A workers' rights activist with a will of steel has vowed to keep fighting for what she believes in, despite having faced deportation.
|||Durban - A workers’ rights activist with a will of steel has vowed to keep fighting for what she believes in, despite having faced deportation.
Liv Shange, 32, a member of the Democratic Socialist Movement and the Worker’s Socialist Party (WASP), remains undaunted after being refused entry into the country with her three children, after a holiday in Sweden.
She is convinced that her being barred from the country was related to her involvement in the Marikana strike protests. ANC secretary-general Gwede Mantashe claimed that the Swedes and the Irish “are a force behind the anarchy that is happening in the platinum industry”.
“I will not be silenced or pacified by intimidation” said Shange.
Swedish-born Shange has strong Durban roots after marrying a Zulu man in 2004 (Xolani Shange) and holding an economic history degree from the University of KwaZulu-Natal.
Shange is in the country on a tourism permit, which grants her a three-month stay.
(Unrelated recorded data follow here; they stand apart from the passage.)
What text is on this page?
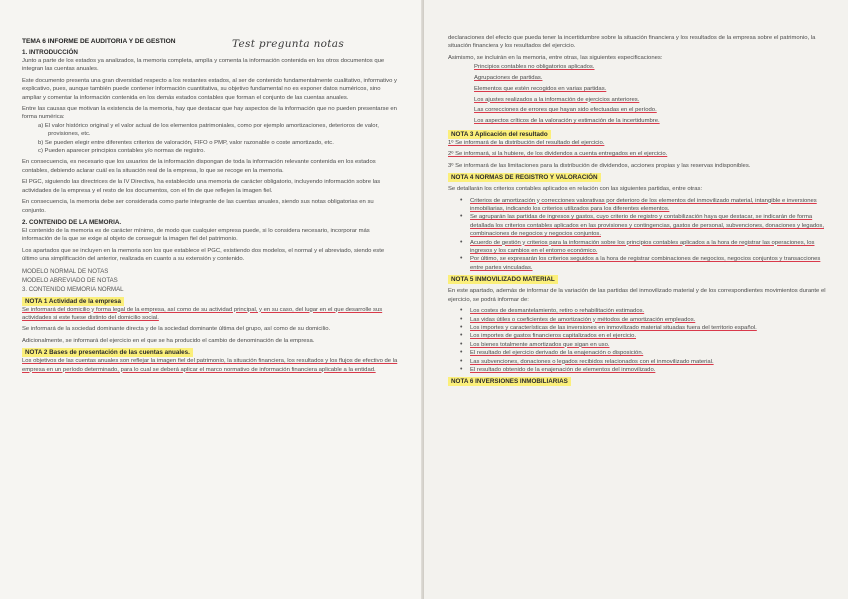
TEMA 6 INFORME DE AUDITORIA Y DE GESTION

1. INTRODUCCIÓN

Junto a parte de los estados ya analizados, la memoria completa, amplía y comenta la información contenida en los otros documentos que integran las cuentas anuales.

Este documento presenta una gran diversidad respecto a los restantes estados, al ser de contenido fundamentalmente cualitativo, informativo y explicativo, pues, aunque también puede contener información cuantitativa, su objetivo fundamental no es exponer datos numéricos, sino ampliar y comentar la información contenida en los demás estados contables que forman el conjunto de las cuentas anuales.

Entre las causas que motivan la existencia de la memoria, hay que destacar que hay aspectos de la información que no pueden presentarse en forma numérica:

a) El valor histórico original y el valor actual de los elementos patrimoniales, como por ejemplo amortizaciones, deterioros de valor, provisiones, etc.
b) Se pueden elegir entre diferentes criterios de valoración, FIFO o PMP, valor razonable o coste amortizado, etc.
c) Pueden aparecer principios contables y/o normas de registro.

En consecuencia, es necesario que los usuarios de la información dispongan de toda la información relevante contenida en los estados contables, debiendo aclarar cuál es la situación real de la empresa, lo que se recoge en la memoria.

El PGC, siguiendo las directrices de la IV Directiva, ha establecido una memoria de carácter obligatorio, incluyendo información sobre las actividades de la empresa y el resto de los documentos, con el fin de que reflejen la imagen fiel.

En consecuencia, la memoria debe ser considerada como parte integrante de las cuentas anuales, siendo sus notas obligatorias en su conjunto.

2. CONTENIDO DE LA MEMORIA.

El contenido de la memoria es de carácter mínimo, de modo que cualquier empresa puede, si lo considera necesario, incorporar más información de la que se exige al objeto de conseguir la imagen fiel del patrimonio.

Los apartados que se incluyen en la memoria son los que establece el PGC, existiendo dos modelos, el normal y el abreviado, siendo este último una simplificación del anterior, realizada en cuanto a su extensión y contenido.

MODELO NORMAL DE NOTAS

MODELO ABREVIADO DE NOTAS

3. CONTENIDO MEMORIA NORMAL

NOTA 1 Actividad de la empresa

Se informará del domicilio y forma legal de la empresa, así como de su actividad principal, y en su caso, del lugar en el que desarrolle sus actividades si este fuese distinto del domicilio social.

Se informará de la sociedad dominante directa y de la sociedad dominante última del grupo, así como de su domicilio.

Adicionalmente, se informará del ejercicio en el que se ha producido el cambio de denominación de la empresa.

NOTA 2 Bases de presentación de las cuentas anuales.

Los objetivos de las cuentas anuales son reflejar la imagen fiel del patrimonio, la situación financiera, los resultados y los flujos de efectivo de la empresa en un período determinado, para lo cual se deberá aplicar el marco normativo de información financiera aplicable a la entidad.

Test pregunta notas	declaraciones del efecto que pueda tener la incertidumbre sobre la situación financiera y los resultados de la empresa sobre el patrimonio, la situación financiera y los resultados del ejercicio.

Asimismo, se incluirán en la memoria, entre otras, las siguientes especificaciones:

Principios contables no obligatorios aplicados.
Agrupaciones de partidas.
Elementos que estén recogidos en varias partidas.
Los ajustes realizados a la información de ejercicios anteriores.
Las correcciones de errores que hayan sido efectuadas en el período.
Los aspectos críticos de la valoración y estimación de la incertidumbre.

NOTA 3 Aplicación del resultado

1º Se informará de la distribución del resultado del ejercicio.

2º Se informará, si la hubiere, de los dividendos a cuenta entregados en el ejercicio.

3º Se informará de las limitaciones para la distribución de dividendos, acciones propias y las reservas indisponibles.

NOTA 4 NORMAS DE REGISTRO Y VALORACIÓN

Se detallarán los criterios contables aplicados en relación con las siguientes partidas, entre otras:

• Criterios de amortización y correcciones valorativas por deterioro de los elementos del inmovilizado material, intangible e inversiones inmobiliarias, indicando los criterios utilizados para los diferentes elementos.
• Se agruparán las partidas de ingresos y gastos, cuyo criterio de registro y contabilización haya que destacar, se indicarán de forma detallada los criterios contables aplicados en las provisiones y contingencias, gastos de personal, subvenciones, donaciones y legados, combinaciones de negocios y negocios conjuntos.
• Acuerdo de gestión y criterios para la información sobre los principios contables aplicados a la hora de registrar las operaciones, los ingresos y los cambios en el entorno económico.
• Por último, se expresarán los criterios seguidos a la hora de registrar combinaciones de negocios, negocios conjuntos y transacciones entre partes vinculadas.

NOTA 5 INMOVILIZADO MATERIAL

En este apartado, además de informar de la variación de las partidas del inmovilizado material y de los correspondientes movimientos durante el ejercicio, se podrá informar de:

• Los costes de desmantelamiento, retiro o rehabilitación estimados.
• Las vidas útiles o coeficientes de amortización y métodos de amortización empleados.
• Los importes y características de las inversiones en inmovilizado material situadas fuera del territorio español.
• Los importes de gastos financieros capitalizados en el ejercicio.
• Los bienes totalmente amortizados que sigan en uso.
• El resultado del ejercicio derivado de la enajenación o disposición.
• Las subvenciones, donaciones o legados recibidos relacionados con el inmovilizado material.
• El resultado obtenido de la enajenación de elementos del inmovilizado.

NOTA 6 INVERSIONES INMOBILIARIAS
She said despite several attempts to get permanent status, the applications had been rejected, leaving her “in limbo for two years”.
On her return last week, Shange was greeted by an eager crowd, members of which had supported the “Liv Shange Defence Campaign”.
She arrived just in time for her children to get back to school, but said the strain of the past few weeks had taken its toll on them.
“My eldest, who is 14, is aware and has been traumatised at the thought that the government may be contemplating splitting her family,” she said.
Home Affairs spokesman Ronnie Mamoepa, said he was not aware of any prohibition restraining Shange from leaving or entering the country.